Menurut dia, ibu rumah tangga bisa mengalokasikan untuk konsumsi sebesar 45 persen-50 persen dari total penghasilan keluarga. Konsumsi yang dimaksud mulai dari belanja kebutuhan sehari-hari, bayar air, listrik, dan memenuhi kebutuhan gaya hidup.

“Nah dari situ bisa diatur sendiri berapa gaya hidup, kewajiban membayar listrik atau air, dan belanja kebutuhan sehari-hari,” tutur dia.

Bekerja Dari Rumah (Work From Home)

Yang penting, Lusiana mengingatkan agar ibu rumah tangga tidak panik dengan membeli banyak barang secara berlebihan untuk disimpan di rumah. Selain itu, sang ibu juga harus menomorsatukan kebutuhan primer dibandingkan yang lainnya.

“Jangan boros, jangan panik. Fokus ke biaya-biaya primer, seperti untuk makan sehari-hari. Bayar kewajiban tiap bulan, lupakan dulu kebutuhan gaya hidup,” ucap Lusiana.

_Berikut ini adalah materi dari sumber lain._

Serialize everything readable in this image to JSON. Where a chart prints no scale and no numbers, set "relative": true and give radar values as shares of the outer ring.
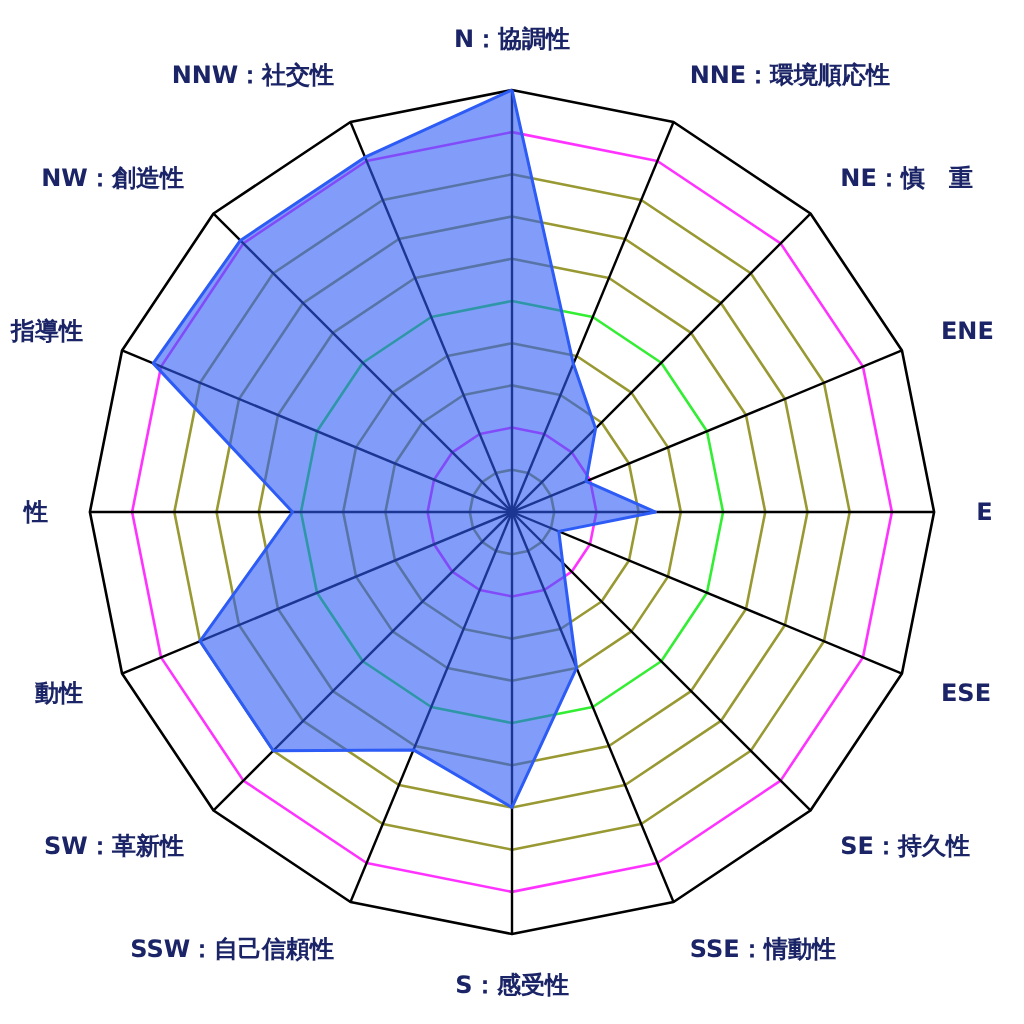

Perencana Keuangan Finansia Consulting Eko Endarto berpendapat pengeluaran yang berkurang karena bekerja dari rumah dan anak yang juga sekolah dari rumah bisa dimanfaatkan untuk menambah tabungan keluarga.

“Coba dipaksain dulu anggaran yang harusnya digunakan untuk transportasi dan uang jajan anak dimasukkan ke rekening terpisah, jangan dipakai,” ujar Eko.

Menurut dia, ibu rumah tangga justru harus berusaha menekan pengeluaran di tengah situasi yang serba tidak pasti seperti sekarang. Eko menyarankan keluarga bisa berkomitmen untuk tak jajan berlebihan yang mengakibatkan pengeluaran menjadi bengkak.

“Kadang-kadang bekerja dari rumah jadi borong karena tergoda untuk jajan lebih banyak, beli kopi, martabak untuk sore-sore,” tutur Eko.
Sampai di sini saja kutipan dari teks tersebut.